The sequence of postings sections is finalized by a postings offset table containing postings offset entries that points to the beginning of each postings section for a given label pair.

Label Offset Table

A label offset table stores a sequence of label offset entries. Every label offset entry holds the label name and the offset to its values in the label index section. They are used to track label index sections. This is no longer used.

┌─────────────────────┬──────────────────────┐
│ len <4b>            │ #entries <4b>        │
├─────────────────────┴──────────────────────┤
│ ┌────────────────────────────────────────┐ │
│ │  n = 1 <1b>                            │ │
│ ├──────────────────────┬─────────────────┤ │
│ │ len(name) <uvarint>  │ name <bytes>    │ │
│ ├──────────────────────┴─────────────────┤ │
│ │  offset <uvarint64>                    │ │
│ └────────────────────────────────────────┘ │
│                    . . .                   │
├────────────────────────────────────────────┤
│  CRC32 <4b>                                │
└────────────────────────────────────────────┘

Postings Offset Table

A postings offset table stores a sequence of postings offset entries, sorted by label name and value. Every postings offset entry holds the label name/value pair and the offset to its series list in the postings section. They are used to track postings sections. They are partially read into memory when an index file is loaded.

┌─────────────────────┬──────────────────────┐
│ len <4b>            │ #entries <4b>        │
├─────────────────────┴──────────────────────┤
│ ┌────────────────────────────────────────┐ │
│ │  n = 2 <1b>                            │ │
│ ├──────────────────────┬─────────────────┤ │
│ │ len(name) <uvarint>  │ name <bytes>    │ │
│ ├──────────────────────┼─────────────────┤ │
│ │ len(value) <uvarint> │ value <bytes>   │ │
│ ├──────────────────────┴─────────────────┤ │
│ │  offset <uvarint64>                    │ │
│ └────────────────────────────────────────┘ │
│                    . . .                   │
├────────────────────────────────────────────┤
│  CRC32 <4b>                                │
└────────────────────────────────────────────┘

TOC

The table of contents serves as an entry point to the entire index and points to various sections in the file.
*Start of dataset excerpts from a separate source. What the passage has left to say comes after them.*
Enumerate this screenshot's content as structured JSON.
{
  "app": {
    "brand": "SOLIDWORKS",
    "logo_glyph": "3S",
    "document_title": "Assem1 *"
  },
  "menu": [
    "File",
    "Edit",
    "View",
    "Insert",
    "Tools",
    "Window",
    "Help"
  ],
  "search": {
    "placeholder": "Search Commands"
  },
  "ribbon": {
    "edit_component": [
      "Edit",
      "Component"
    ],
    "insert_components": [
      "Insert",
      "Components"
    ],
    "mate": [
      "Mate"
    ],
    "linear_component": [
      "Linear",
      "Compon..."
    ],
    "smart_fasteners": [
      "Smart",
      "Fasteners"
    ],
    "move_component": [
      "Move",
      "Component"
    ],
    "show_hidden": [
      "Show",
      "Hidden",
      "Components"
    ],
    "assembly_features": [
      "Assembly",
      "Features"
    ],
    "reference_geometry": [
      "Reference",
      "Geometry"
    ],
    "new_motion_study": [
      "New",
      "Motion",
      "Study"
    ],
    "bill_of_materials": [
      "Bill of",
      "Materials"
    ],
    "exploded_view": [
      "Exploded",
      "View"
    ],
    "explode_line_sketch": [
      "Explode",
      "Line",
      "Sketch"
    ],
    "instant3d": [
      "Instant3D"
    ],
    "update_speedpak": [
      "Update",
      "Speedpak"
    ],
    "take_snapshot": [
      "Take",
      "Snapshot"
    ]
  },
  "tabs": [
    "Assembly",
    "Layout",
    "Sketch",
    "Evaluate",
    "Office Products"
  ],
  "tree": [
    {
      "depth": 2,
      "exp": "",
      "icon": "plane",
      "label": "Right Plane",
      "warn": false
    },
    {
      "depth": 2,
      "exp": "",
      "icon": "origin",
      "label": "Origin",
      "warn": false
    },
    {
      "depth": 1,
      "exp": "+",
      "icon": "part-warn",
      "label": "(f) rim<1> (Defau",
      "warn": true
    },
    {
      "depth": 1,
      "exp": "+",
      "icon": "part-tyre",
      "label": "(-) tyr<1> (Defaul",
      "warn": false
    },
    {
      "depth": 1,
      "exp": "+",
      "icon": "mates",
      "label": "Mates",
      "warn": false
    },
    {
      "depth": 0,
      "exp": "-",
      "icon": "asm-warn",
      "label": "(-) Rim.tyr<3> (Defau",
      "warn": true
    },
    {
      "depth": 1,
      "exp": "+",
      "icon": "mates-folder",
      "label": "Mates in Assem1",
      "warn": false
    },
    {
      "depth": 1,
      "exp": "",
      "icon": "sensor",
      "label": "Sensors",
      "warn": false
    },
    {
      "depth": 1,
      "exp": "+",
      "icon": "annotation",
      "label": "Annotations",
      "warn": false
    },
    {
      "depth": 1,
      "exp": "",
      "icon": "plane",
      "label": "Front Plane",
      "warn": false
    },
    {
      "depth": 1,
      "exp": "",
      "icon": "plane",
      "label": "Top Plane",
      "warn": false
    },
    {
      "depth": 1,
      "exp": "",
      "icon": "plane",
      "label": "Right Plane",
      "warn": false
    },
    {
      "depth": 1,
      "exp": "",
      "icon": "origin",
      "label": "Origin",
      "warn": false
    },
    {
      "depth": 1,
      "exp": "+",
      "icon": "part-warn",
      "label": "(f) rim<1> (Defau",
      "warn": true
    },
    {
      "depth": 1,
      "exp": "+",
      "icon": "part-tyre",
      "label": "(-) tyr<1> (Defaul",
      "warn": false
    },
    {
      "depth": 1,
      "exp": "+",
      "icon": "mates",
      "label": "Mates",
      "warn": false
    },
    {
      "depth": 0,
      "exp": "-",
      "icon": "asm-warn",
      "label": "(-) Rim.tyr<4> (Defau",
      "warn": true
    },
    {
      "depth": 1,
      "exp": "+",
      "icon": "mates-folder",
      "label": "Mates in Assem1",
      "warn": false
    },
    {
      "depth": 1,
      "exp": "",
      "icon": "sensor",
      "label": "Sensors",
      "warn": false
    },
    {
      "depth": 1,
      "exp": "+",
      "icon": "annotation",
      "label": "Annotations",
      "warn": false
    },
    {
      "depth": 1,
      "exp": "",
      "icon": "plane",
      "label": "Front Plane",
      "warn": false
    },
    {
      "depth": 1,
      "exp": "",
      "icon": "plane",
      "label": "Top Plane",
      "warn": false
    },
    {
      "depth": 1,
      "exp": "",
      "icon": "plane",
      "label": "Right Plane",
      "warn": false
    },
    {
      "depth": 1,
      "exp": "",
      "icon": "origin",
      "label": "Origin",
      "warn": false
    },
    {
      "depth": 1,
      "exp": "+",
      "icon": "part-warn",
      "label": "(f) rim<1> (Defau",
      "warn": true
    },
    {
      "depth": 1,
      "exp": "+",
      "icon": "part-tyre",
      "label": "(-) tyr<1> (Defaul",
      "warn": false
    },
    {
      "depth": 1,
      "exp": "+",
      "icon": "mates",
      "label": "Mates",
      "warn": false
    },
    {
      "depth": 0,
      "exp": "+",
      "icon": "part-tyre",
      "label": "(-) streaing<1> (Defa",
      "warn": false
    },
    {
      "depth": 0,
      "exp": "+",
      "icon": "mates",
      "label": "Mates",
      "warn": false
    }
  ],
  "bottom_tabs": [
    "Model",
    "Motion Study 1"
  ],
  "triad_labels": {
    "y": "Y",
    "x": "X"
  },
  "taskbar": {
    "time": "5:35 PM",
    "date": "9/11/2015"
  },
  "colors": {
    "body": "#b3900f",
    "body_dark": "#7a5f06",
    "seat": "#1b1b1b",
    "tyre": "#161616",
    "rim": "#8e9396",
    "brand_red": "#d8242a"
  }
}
If a reference is zero, it indicates the respective section does not exist and empty results should be returned upon lookup.

┌─────────────────────────────────────────┐
│ ref(symbols) <8b>                       │
├─────────────────────────────────────────┤
│ ref(series) <8b>                        │
├─────────────────────────────────────────┤
│ ref(label indices start) <8b>           │
├─────────────────────────────────────────┤
│ ref(label offset table) <8b>            │
├─────────────────────────────────────────┤
│ ref(postings start) <8b>                │
├─────────────────────────────────────────┤
│ ref(postings offset table) <8b>         │
├─────────────────────────────────────────┤
│ CRC32 <4b>                              │
└─────────────────────────────────────────┘